Hair Strength and Damage
Single Fiber Tensile Experiments
If you want to show that your hair product, or hair styling device, prevents hair damage or restores its properties after being damaged, it is useful to perform a single-fiber tensile experiment.
In these studies, hair fibers are extended until they break. The forces required to stretch and break the hair are good indicators of internal hair properties and overall hair strength. Nearly all damaging treatments (bleaching, UV-light, heat styling etc) affect hair mechanical properties, so tensile experiments are usually the first test we would recommend for hair damage measurements. These experiments can be used to investigate both hair damage prevention and the restoration of hair properties after being damage.

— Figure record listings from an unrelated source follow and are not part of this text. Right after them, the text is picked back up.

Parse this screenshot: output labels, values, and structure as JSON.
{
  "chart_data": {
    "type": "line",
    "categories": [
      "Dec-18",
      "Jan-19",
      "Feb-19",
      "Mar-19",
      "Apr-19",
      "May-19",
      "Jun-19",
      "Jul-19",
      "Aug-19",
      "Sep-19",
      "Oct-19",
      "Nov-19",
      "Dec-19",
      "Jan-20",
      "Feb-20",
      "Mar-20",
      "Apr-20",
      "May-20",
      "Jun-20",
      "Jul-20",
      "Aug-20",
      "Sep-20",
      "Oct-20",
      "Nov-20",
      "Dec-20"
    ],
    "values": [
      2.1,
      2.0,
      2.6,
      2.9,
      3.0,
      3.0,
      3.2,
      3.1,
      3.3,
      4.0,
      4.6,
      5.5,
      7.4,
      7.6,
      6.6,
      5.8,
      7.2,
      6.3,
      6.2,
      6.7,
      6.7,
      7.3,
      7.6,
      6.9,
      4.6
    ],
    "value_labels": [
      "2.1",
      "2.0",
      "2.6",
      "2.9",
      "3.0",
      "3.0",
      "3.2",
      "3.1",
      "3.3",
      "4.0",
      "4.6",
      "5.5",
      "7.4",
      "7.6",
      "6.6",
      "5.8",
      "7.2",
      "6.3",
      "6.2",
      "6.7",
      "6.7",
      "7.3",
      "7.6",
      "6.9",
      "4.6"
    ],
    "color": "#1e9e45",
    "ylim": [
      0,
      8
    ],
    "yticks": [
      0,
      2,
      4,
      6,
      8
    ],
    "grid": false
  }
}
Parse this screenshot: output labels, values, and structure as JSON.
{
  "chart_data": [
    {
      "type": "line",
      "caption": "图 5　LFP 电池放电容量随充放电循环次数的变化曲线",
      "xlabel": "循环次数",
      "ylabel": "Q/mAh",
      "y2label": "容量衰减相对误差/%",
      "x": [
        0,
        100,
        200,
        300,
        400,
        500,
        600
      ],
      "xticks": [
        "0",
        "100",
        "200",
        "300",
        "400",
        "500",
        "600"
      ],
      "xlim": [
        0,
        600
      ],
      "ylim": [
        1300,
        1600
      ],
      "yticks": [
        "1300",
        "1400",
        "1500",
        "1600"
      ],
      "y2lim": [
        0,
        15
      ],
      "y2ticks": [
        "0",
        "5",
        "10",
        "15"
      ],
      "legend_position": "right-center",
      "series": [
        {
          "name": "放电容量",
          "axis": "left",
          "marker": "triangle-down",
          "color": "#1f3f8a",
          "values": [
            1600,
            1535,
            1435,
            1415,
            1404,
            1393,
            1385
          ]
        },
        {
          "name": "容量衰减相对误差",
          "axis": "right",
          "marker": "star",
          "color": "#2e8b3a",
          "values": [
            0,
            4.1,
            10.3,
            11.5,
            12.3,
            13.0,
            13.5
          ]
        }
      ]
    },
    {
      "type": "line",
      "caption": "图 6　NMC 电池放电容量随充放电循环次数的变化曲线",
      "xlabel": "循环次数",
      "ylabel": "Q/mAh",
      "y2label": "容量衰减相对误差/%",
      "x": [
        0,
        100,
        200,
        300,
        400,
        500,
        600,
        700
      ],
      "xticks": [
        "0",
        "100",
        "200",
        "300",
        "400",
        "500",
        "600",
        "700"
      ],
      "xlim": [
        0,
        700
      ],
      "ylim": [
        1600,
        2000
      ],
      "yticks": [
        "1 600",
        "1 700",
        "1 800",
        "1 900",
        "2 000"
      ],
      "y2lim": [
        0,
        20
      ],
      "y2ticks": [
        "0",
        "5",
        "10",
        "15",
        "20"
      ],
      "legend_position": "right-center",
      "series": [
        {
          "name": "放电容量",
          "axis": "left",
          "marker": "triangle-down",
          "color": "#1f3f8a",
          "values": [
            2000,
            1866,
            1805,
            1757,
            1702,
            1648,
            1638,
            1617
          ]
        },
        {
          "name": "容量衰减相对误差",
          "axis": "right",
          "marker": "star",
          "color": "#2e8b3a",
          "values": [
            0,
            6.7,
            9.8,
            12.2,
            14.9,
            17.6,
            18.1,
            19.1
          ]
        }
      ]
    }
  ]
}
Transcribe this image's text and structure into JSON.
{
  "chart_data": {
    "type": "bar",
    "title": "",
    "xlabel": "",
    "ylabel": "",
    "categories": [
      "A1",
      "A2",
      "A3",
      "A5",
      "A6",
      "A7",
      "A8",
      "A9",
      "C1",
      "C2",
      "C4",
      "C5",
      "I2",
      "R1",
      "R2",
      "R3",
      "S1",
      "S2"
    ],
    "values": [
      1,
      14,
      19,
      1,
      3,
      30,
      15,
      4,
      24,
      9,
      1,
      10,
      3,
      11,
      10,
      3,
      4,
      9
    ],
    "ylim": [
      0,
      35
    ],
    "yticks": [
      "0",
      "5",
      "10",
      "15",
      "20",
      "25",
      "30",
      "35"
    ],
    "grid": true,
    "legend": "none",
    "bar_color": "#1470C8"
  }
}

Hair fiber mechanical properties are very sensitive to the water content of the hair, and hence the humidity of the air. Hair is much easier to break when it is wet. Tensile experiments can be performed in both wet and dry conditions. TRI can provide advice to you about which test protocol is most appropriate for your experiment. It is widely believed that wet hair experiments focus most on the properties of the intermediate filament proteins (keratins) in the cortex. Dry hair experiments investigate the combined properties of the intermediate filament proteins and the keratin associated proteins in the matrix.
An example of a stress-strain curve created in single fiber tensile experiments. The force required to stretch the fiber increases as the fiber extends in length until it finally breaks. Changes in the shape of the curves indicate changes in internal fiber properties. The forces required to break the hair, are a measure of hair strength.